Susan Sontag
[Writer, theorist, and critic, b. 1933, New York, d. 2004, New York.]

 Needing to have reality confirmed and experience enhanced by photographs is an aesthetic consumerism to which everyone is now addicted. Industrial societies turn their citizens into image-junkies; it is the most irresistible form of mental pollution. 
 Though photographs, the world becomes a series of unrelated, free-standing particles; and history, past and present, a set of anecdotes and faits divers. The camera makes reality atomic, manageable, and opaque. It is a view of the world which denies interconnectedness, continuity, but which confers on each moment the character of a mystery. 

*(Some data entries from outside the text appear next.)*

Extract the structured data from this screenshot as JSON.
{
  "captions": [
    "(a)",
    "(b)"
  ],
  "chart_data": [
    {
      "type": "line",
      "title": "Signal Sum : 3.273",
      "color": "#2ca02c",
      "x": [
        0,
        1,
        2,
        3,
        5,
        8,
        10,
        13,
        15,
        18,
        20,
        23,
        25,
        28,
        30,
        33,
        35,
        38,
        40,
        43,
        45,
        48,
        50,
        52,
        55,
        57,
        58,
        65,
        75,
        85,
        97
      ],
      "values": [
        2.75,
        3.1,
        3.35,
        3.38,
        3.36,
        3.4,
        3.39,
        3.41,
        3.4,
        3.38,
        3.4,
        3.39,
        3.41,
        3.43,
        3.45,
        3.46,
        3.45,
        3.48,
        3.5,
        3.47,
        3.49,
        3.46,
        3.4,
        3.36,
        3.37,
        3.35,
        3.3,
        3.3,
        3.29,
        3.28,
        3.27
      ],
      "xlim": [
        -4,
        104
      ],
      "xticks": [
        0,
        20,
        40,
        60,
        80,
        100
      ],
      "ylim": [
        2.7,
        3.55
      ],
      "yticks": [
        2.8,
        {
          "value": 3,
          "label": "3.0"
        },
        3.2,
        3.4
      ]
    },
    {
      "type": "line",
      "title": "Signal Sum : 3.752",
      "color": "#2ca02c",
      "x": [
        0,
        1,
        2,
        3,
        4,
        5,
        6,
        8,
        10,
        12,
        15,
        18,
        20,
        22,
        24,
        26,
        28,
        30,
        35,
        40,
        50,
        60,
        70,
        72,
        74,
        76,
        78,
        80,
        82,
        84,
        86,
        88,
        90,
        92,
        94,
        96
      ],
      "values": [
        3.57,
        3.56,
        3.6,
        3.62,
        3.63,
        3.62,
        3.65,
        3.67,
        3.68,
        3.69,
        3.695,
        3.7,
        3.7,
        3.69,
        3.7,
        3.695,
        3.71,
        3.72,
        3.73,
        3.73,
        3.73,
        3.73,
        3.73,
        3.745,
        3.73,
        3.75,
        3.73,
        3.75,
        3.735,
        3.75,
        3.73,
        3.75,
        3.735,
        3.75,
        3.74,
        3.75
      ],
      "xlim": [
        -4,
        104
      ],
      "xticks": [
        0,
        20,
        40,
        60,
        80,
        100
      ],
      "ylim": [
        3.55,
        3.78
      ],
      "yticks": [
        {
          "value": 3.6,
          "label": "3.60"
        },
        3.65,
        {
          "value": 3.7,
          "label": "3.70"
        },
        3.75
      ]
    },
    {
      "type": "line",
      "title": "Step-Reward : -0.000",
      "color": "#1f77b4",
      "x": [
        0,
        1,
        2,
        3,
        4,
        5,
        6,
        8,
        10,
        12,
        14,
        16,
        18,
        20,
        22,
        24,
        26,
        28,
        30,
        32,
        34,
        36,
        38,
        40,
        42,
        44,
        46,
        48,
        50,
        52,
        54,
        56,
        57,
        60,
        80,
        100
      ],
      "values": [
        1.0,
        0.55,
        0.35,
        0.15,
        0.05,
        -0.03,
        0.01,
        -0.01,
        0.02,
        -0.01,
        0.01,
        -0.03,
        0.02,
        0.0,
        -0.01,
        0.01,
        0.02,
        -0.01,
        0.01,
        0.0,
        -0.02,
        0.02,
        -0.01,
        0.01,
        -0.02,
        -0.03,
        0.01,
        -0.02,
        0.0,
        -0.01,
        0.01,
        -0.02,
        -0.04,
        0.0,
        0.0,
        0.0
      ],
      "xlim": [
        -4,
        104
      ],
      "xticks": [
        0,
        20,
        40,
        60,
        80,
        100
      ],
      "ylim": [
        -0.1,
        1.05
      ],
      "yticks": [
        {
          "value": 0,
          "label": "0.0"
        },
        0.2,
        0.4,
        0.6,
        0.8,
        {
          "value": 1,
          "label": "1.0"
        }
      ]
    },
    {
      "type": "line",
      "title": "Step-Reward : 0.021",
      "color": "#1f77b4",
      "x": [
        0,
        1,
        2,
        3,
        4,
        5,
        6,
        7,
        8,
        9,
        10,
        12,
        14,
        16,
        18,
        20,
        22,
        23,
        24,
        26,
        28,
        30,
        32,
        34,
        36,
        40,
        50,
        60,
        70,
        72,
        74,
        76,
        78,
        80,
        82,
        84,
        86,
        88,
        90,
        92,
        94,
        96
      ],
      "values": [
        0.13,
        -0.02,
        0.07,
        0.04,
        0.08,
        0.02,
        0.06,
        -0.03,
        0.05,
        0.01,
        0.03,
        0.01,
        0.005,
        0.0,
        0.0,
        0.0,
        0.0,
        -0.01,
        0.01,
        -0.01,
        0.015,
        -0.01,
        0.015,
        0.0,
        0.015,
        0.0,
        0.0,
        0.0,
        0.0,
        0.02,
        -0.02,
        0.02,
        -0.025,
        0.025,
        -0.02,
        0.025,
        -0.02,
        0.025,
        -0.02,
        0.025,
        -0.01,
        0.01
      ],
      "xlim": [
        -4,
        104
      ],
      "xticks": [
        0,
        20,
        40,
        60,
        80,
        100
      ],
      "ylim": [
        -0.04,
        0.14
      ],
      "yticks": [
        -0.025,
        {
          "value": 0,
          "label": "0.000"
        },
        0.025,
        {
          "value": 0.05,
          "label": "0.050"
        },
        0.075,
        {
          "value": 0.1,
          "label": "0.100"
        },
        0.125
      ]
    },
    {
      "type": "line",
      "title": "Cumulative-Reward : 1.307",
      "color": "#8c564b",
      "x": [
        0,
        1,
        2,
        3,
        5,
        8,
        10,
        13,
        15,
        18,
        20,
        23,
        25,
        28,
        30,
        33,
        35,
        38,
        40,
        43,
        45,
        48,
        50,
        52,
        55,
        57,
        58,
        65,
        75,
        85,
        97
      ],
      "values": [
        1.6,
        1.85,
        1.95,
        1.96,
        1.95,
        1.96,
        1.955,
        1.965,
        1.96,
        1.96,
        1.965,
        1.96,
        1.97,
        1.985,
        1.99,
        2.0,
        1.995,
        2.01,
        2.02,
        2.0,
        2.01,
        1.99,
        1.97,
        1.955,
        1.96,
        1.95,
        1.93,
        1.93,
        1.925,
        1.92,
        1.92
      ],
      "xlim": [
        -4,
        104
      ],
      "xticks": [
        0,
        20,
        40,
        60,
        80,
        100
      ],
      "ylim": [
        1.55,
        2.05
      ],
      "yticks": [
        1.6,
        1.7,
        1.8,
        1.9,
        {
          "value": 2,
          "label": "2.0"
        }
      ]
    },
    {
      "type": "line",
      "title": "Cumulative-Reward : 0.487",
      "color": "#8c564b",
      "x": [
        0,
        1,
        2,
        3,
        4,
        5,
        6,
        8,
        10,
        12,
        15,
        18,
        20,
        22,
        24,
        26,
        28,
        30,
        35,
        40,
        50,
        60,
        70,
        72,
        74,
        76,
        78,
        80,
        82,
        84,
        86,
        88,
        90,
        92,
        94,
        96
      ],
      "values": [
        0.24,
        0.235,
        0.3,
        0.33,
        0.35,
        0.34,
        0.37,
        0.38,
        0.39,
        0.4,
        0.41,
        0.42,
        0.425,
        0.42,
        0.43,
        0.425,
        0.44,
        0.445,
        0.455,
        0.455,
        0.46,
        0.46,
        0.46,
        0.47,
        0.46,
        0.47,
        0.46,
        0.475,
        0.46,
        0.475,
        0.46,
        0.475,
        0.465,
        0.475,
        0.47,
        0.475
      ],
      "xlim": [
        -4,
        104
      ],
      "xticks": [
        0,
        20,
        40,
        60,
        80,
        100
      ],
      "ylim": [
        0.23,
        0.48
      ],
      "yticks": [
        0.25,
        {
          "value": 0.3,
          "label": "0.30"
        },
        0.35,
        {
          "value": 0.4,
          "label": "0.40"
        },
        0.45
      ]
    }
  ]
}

 In some way I would suggest that photography is not so much an art as a meta-art. It’s an art which devours other art... photography takes the whole world as its subject, cannibalizes all art forms, and converts them into images. And in that sense it seems a peculiarly modern art form. 
 The vast maw of modernity has chewed up reality and spat the whole mess out as images. 
 To collect photography is to collect the world. 
 Photographs are perhaps the most mysterious of all objects that make up, and thicken, the environment we recognize as modern. 
 Photographs state the innocence, the vulnerability of lives heading toward their own destruction, and this link between photography and death haunts all photographs of people. 
 The camera makes everyone a tourist in other people’s reality, and eventually in one’s own.